Weeping Willow
I want to tell you about a place I love and hold within me. Although it cannot be expressed in its entirety, it cannot be truly shared. It so happened that in one small village on the bank of a river somewhere between two regions in the largest country, I learnt about the natural world, absorbed its archetypes and faces, which I recognize in new encounters with life to this day. Most of my associations come from this place called Lovzi (it can be translated in English as “trappers” or “catchers”). The fish catchers who gave their name to this settlement seemed to me a few centuries later to be the catchers of human souls, as written in the Gospel. I know that the secret of my connection with this summer house is that almost every childhood summer we lived here with my sister and grandfather, and later we lived here together with my grandfather during my vacations and holidays. Here I feel calm and good, here time slows down and a simple life emerges, the wisdom of which comes from the neighbourhood of plants and animals, the river and the fields. Our village changes every year, I am not a local and I am only here in the warm season. It does not belong to me because I am a city girl, but I belong to this place, which has given me so much and in many ways has educated my eye, my ear, my nose for the created world. This safe and dear home is unthinkable without my grandfather, its guardian and inhabitant.
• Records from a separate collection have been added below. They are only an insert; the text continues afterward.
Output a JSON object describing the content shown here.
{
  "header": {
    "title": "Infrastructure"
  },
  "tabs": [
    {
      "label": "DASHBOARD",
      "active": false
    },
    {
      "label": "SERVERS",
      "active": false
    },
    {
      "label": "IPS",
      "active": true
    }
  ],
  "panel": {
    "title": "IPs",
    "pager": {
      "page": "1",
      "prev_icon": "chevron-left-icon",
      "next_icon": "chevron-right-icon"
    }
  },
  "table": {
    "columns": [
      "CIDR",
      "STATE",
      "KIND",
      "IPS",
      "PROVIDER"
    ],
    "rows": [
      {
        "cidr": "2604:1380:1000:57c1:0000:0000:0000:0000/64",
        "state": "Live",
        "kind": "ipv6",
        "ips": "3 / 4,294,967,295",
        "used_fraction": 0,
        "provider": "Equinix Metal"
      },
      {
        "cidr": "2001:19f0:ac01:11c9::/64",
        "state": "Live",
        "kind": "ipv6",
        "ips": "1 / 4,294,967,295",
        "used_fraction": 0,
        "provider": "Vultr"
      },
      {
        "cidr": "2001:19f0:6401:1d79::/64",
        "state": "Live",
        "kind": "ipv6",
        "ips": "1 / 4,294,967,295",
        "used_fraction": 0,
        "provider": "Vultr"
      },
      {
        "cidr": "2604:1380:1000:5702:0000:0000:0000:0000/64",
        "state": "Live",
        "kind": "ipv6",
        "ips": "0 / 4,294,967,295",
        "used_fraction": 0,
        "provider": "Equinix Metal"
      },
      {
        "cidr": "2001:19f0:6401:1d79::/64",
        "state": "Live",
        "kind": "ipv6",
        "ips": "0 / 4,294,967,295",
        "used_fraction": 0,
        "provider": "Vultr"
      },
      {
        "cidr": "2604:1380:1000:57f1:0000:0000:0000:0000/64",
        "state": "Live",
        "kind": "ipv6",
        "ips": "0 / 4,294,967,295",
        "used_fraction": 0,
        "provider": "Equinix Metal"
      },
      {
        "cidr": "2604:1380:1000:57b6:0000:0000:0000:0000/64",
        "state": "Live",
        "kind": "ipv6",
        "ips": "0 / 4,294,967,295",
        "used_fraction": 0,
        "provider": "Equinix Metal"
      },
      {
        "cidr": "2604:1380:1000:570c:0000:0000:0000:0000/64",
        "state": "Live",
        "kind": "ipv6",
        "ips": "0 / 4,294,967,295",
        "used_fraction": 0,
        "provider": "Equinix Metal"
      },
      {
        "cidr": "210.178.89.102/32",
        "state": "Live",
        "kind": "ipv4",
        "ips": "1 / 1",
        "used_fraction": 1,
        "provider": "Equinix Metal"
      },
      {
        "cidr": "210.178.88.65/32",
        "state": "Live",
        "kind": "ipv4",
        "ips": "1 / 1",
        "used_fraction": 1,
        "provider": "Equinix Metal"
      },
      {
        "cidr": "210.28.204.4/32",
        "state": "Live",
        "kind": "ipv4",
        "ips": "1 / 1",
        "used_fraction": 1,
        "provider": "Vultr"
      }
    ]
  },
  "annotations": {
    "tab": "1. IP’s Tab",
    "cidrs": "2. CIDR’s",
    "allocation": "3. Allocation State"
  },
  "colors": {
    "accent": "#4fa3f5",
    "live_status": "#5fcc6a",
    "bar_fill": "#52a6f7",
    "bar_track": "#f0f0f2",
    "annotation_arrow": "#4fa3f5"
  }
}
Our cottage is slowly deteriorating, my grandfather is slowly getting older, I am growing older, and I have less time to visit the place of my love and freedom. I am increasingly afraid of the moment when I will have to say goodbye to my home by the river, when my grandfather will be gone and my beloved world will fade into memories. It makes me sad to think of losing what I love here, even though this place cannot be appropriated by me, it is alive and living on its own, beyond my power or care. But inside myself, I keep coming here and know that our village has forever sprouted in my experience, and that no one can take that away from me.
* Here grow weeping willows, the sound of which I have heard since childhood only in Lovzi — the seemingly mirage-like melancholic sound-crying made by trees by the water. My grandfather and I could not find a scientific justification for this phenomenon. But after once hearing the weeping willows, it is hard to doubt this living presence.